One of the biggest challenges with a SaaS service—especially a log management service—is that customer traffic patterns are never entirely predictable. (Read more about this in my post on six critical SaaS engineering mistakes you want to avoid.) Our incoming traffic varies a lot, and we can have sustained bursts lasting hours when customers are experiencing operational problems that generate lots of logs (Or when they mis-configure their logging, but that’s another story). Of course, these high-traffic periods are the times when we need load balancing the most.
So here’s where our critical issue with ELB came into play: When we ran simulations of log event bursts, we started to reach its performance limits. And we simply can’t afford to have latency on our traffic hitting the collector.
Here are some ELB performance numbers from testing by Rightscale.
It’s important to note, however, that Amazon provides limited visibility into exactly how ELB is performing. Under the covers, AWS scales an ELB instance up or down based on traffic patterns, and AWS proprietary algorithms determine how large the ELB instance should be. If the ELB instance doesn’t fit with your traffic patterns, you will get increased latency. AWS CloudWatch does make some metrics available, specifically HTTPCode_ELB_5XX. But this metric does not clearly indicate whether latency is due to ELB or to your server.
Amazon Route 53 Aligned Better with Log Management Use Cases and Requirements for Performance, Fault Tolerance, and Scalability
Once we discovered ELB’s limitations, we looked for alternatives and settled on Amazon Route 53 Domain Name System (DNS).
Amazon Route 53 DNS Round Robin Was a Win
If you’ve ever used the Internet, you’ve used the Domain Name System, or DNS, whether you realize it or not. A DNS is a service whose main job is to convert a user friendly domain name like “loggly.com” into an Internet Protocol (IP) address like 18.104.22.168 that computers use to identify each other on the network. In Amazon EC2, Amazon Route 53 is an “authoritative DNS” system, meaning that it provides an update mechanism that developers use to manage their public DNS names. It then answers DNS queries, translating domain names into IP address so computers can communicate with each other.
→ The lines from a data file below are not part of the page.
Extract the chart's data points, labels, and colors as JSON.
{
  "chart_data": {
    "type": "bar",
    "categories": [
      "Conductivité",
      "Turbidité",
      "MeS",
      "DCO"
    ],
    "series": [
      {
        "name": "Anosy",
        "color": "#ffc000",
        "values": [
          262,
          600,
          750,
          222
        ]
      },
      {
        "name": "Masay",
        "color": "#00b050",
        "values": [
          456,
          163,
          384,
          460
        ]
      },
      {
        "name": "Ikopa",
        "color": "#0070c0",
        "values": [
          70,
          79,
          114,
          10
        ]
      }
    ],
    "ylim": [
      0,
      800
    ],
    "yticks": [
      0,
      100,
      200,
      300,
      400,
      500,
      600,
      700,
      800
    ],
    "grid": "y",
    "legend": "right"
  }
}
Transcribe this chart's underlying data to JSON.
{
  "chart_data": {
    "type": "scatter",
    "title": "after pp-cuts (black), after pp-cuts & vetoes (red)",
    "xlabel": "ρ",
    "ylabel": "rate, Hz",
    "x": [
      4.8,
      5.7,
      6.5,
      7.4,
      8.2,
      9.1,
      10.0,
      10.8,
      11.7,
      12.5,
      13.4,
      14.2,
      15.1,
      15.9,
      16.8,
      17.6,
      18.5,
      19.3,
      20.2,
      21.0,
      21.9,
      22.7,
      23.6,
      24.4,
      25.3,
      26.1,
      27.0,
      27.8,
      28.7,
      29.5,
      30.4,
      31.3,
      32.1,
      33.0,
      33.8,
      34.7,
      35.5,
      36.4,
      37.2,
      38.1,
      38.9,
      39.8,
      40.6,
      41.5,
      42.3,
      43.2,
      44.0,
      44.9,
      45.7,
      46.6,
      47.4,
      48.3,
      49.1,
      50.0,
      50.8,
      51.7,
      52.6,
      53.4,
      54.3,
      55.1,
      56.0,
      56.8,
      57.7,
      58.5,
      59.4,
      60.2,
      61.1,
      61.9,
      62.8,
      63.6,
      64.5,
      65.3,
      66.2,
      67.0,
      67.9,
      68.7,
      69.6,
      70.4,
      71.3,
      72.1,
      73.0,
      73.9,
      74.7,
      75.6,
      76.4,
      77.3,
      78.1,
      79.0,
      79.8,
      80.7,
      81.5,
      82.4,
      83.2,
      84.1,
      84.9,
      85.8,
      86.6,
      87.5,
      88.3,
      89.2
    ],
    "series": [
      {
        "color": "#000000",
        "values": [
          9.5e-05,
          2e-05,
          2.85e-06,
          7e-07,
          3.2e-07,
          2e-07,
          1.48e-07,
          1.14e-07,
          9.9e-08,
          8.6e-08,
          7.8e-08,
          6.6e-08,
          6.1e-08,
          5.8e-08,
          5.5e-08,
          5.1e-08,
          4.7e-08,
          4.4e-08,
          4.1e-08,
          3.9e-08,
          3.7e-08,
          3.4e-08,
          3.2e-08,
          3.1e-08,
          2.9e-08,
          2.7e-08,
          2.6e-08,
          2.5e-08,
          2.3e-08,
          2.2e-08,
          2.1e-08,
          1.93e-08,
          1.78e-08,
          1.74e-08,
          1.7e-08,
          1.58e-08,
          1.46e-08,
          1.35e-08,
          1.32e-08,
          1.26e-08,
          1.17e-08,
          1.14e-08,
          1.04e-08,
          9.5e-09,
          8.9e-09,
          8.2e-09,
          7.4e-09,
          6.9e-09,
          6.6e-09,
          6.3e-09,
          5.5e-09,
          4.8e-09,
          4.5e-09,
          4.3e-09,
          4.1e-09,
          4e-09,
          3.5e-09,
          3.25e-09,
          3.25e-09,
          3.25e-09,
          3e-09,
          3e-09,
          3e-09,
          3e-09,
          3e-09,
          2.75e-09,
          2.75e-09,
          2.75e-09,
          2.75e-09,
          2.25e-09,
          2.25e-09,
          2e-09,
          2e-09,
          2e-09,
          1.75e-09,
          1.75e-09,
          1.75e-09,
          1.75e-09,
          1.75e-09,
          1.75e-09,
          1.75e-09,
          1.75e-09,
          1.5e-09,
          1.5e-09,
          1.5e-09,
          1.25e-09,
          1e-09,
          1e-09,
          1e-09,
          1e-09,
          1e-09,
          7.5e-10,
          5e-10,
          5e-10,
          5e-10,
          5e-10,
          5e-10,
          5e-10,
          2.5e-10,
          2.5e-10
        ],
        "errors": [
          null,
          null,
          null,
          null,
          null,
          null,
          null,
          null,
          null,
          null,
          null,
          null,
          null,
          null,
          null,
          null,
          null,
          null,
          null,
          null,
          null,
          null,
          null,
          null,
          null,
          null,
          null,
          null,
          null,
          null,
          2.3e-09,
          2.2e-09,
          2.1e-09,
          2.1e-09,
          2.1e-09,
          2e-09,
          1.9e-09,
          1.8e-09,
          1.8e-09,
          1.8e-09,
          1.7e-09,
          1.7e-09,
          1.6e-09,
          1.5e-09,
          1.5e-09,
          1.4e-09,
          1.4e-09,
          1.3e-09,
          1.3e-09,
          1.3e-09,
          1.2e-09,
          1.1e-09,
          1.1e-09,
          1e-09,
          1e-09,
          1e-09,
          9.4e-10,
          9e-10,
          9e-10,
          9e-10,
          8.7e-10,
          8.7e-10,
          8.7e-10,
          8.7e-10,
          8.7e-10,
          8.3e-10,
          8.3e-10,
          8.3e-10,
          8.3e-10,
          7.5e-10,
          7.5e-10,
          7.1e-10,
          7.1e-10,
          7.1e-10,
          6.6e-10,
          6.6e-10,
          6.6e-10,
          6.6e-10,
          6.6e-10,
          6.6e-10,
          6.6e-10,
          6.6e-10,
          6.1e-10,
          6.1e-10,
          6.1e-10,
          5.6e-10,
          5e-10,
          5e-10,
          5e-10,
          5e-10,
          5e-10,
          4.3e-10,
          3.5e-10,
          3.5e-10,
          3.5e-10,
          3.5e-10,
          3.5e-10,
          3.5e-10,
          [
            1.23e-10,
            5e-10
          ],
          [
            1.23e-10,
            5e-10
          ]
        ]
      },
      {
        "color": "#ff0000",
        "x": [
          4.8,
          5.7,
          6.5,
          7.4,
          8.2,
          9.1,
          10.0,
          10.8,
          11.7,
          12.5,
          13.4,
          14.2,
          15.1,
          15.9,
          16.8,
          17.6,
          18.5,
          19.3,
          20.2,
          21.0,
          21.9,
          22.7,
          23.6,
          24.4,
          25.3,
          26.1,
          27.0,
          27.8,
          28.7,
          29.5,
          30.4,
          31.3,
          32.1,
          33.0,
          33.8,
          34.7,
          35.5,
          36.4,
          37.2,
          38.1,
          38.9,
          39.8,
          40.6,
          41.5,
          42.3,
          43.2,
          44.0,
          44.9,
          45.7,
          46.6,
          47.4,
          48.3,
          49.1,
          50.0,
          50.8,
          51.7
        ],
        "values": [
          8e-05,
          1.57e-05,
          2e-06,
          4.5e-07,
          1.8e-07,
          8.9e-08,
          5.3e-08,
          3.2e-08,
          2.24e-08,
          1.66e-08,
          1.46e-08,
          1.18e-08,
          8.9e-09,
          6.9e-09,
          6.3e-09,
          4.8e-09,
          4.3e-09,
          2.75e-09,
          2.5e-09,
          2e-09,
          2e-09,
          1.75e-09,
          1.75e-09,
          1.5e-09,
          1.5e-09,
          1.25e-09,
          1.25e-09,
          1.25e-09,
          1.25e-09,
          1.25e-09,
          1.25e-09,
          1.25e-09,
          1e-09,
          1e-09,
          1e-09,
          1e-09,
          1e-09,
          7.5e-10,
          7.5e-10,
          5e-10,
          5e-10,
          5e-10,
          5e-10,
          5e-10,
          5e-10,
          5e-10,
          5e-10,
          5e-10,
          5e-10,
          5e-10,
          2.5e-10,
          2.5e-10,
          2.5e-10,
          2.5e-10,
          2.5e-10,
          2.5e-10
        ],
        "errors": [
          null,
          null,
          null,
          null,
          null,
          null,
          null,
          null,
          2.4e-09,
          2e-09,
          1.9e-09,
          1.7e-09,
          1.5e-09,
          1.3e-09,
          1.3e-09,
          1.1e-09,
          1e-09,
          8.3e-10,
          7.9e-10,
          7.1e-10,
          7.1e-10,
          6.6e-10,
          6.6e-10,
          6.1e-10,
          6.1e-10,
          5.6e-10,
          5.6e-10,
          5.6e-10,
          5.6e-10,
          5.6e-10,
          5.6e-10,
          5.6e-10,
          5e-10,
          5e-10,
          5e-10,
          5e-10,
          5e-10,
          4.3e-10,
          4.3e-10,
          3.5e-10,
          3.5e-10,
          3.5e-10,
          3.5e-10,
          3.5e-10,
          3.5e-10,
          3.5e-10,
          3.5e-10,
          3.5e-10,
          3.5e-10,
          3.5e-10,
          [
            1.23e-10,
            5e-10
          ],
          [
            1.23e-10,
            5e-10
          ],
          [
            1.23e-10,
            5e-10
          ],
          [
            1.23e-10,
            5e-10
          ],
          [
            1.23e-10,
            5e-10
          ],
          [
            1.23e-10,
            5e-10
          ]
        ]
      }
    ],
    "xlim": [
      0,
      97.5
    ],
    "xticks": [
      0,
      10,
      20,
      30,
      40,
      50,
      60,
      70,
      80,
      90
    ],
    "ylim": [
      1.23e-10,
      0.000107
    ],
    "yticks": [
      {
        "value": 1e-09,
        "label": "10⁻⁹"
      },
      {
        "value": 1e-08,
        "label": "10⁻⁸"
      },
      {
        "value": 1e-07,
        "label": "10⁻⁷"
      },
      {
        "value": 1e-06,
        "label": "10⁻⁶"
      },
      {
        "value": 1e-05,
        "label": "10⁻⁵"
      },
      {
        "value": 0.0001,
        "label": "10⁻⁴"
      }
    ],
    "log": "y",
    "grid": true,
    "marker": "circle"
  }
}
There are bunch of of routing mechanisms available with Route 53 DNS, as pointed out in its Developer Guide. Round robin is pretty basic load balancing, but it works well for us from an efficiency standpoint. We use weighted routing with equal weighting, which converts it into simple round robin. When a request is sent through DNS Route 53, it gets to the socket of the server sitting behind it right away, so there is no performance impact in collecting the log events.
Failover Checks Provide Fault Tolerance
Since the key goal for the collector is to implement our “no logs left behind” policy, we take advantage of Route 53 failover health checks. If there is an issue with a collector, Route 53 automatically takes it out of the service; our customers won’t see any impact. When we have to add more collectors, we can do so seamlessly. When a collector goes out of service, it goes out of the DNS rotation. We have collectors provisioned behind the DNS in different AZs. Route 53 routing works across the AZ, so whenever there is an outage in one AZ, data will go to the collectors running in different AZs. Thus we gain the ability to scale across zones, and we’re protected from faults in case we hit issues with an AZ.
Route 53 DNS Optimizes Inbound Traffic
Route 53 detects and resolves our collector IP so data can go straight to collectors without any overhead. It leverages the high-performance collector software we have built and doesn’t have to go through load balancing latencies.
No Pre-Warmup Required with Route 53
Finally, Route 53 is more graceful about handing the unpredictable log event bursts that start coming with no notice.
Summary: Route 53 Makes Good Sense for Application with High, Unpredictable Loads
Route 53 turned out to be the best way for Loggly to take advantage of our high-performance collectors given our huge log volumes, unpredictable variations, and constant growth in our business. It aligns with the collectors’ core purposes: To collect data at network line speed with zero loss, and it allows us to benefit from the elasticity of all of the AWS services we use at Loggly.